法人税の課税対象範囲
公認会計士 萱場 玄
公認会計士 寺澤 拓磨
大森 裕之
シンガポール法人税では、以下の所得について法人税が課税対象とされています。
①シンガポール国内源泉所得(シンガポールで生じた所得または稼得された所得)
②シンガポール国外源泉所得(国内源泉所得以外の所得)のうちシンガポールで受領した所得
(注)「受領」には次のものを含みます。
- 送金(シンガポール国外からシンガポールへの送金)
- 相殺(シンガポール国内での事業活動に関連して発生した負債との相殺や、国外から購入しシンガポール国内に持ち込んだ動産(商品等)の支払いへの充当など)
例えば,シンガポール国外の銀行口座から発生する利息収入は国外源泉所得となり,シンガポールへ送金しない限りはシンガポールでは課税対象外です。また、これらの国外源泉所得をシンガポールに送金等せずにシンガポール国外で再投資した場合はその時点ではシンガポール国内への送金等とはされませんので、その時点ではまだ課税されないということになります。
また、政策的配慮その他の理由により、下記のような所得については法人税の課税対象外とされています。

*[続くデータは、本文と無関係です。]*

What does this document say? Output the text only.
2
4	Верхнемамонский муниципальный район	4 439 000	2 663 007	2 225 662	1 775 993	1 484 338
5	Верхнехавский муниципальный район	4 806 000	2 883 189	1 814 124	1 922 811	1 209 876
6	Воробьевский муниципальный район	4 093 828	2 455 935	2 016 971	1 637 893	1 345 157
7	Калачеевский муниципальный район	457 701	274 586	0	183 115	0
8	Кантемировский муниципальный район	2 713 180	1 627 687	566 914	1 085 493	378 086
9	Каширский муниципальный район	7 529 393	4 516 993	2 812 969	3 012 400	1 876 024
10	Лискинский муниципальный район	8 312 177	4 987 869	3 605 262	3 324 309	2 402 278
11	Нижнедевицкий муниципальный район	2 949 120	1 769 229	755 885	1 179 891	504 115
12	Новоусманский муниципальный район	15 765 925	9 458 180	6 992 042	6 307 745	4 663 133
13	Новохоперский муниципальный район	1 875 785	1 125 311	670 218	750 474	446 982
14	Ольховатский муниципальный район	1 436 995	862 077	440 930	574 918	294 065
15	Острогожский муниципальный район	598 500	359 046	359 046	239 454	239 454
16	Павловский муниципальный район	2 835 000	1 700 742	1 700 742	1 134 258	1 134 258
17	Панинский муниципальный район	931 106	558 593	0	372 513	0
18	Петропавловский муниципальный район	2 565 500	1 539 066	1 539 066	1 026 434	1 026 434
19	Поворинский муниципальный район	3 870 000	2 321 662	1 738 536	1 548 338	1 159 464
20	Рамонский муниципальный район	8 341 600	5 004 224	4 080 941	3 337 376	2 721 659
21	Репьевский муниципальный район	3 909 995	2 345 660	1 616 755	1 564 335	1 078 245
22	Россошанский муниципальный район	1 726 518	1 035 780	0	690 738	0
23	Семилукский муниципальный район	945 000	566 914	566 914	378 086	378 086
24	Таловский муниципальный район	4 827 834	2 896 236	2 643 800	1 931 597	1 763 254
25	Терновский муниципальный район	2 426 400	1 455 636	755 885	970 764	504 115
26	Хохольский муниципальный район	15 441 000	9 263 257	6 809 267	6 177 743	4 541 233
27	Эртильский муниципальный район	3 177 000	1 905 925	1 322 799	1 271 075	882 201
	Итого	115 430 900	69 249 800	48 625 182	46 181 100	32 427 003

- 固定資産の売却等によるキャピタルゲイン及び派生する為替差益
- 売却の直前まで連続して24か月以上&20%以上保有の株式の譲渡益で一定のもの
- 特定の海運業に関する特定の所得
なお、国外源泉所得のうち、配当、海外支店の事業所得、サービス所得については、シンガポールへ送金等を行ったとしても、最高法人税率が15%の国からの配当であり課税されていることなどの一定の条件のもと課税対象外とされています。
(注)上記取り扱いは出稿時点のもので最新実務と異なる場合があります。